Why You'll Love This
Ninety-six containers of preserved human remains and a detective still hiding her own secrets — the crime scene is art, and the truth is worse.
- Great if you want: a psychologically complex detective with real secrets of her own
- The experience: dark and methodical, building dread across a European-spanning investigation
- The writing: Goodman blurs the line between killer obsession and detective instinct deliberately
- Skip if: you haven't read book one — Eva's backstory carries real weight here
About This Book
When a schoolboy stumbles upon 96 containers of preserved human remains inside an abandoned warehouse, Detective Inspector Eva Harris is pulled into a case that refuses to follow any familiar pattern. Is this the obsessive work of a single disturbed mind, or something far more calculated — even institutional? Harris carries her own weight into the investigation: the near-fatal encounter that still shadows her, and secrets she hasn't fully reckoned with. As the trail leads across Europe and into uncomfortable places of power and privilege, the stakes become deeply personal.

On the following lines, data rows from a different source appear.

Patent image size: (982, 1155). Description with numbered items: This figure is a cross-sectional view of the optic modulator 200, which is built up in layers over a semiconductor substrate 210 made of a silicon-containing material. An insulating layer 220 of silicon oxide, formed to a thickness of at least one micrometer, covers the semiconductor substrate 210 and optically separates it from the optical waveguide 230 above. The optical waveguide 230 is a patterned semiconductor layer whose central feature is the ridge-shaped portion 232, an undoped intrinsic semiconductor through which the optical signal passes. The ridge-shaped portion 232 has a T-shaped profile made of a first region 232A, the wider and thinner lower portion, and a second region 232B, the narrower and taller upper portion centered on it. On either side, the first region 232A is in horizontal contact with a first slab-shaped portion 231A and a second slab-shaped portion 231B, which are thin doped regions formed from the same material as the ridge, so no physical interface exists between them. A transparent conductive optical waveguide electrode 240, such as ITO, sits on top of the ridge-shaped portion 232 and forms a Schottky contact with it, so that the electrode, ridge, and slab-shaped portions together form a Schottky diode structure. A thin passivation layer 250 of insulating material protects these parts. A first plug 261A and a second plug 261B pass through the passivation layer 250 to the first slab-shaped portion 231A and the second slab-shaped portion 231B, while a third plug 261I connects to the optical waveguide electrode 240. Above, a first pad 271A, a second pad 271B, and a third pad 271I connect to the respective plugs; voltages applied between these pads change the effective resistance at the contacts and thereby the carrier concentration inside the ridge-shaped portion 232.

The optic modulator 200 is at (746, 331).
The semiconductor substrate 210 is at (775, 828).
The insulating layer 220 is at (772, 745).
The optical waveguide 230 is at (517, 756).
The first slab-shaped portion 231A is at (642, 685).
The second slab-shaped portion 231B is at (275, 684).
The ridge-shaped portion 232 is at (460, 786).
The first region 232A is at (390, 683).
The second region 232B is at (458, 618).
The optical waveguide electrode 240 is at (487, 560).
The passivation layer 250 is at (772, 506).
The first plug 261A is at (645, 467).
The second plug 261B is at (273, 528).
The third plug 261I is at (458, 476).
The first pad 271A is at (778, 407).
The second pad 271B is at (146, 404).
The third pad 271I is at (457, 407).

What distinguishes Lifesign is how Carl Goodman uses the procedural framework as a lens for character rather than mere plot mechanics. Harris is a detective shaped by damage, and Goodman keeps that tension alive in every scene she occupies. The European scope gives the book a cinematic stretch without losing its psychological intimacy, and the central mystery — equal parts forensic puzzle and philosophical provocation — lingers in ways that straightforward thrillers rarely manage. Readers who want crime fiction that asks harder questions about mortality, complicity, and the nature of evidence will find this a quietly unsettling second chapter.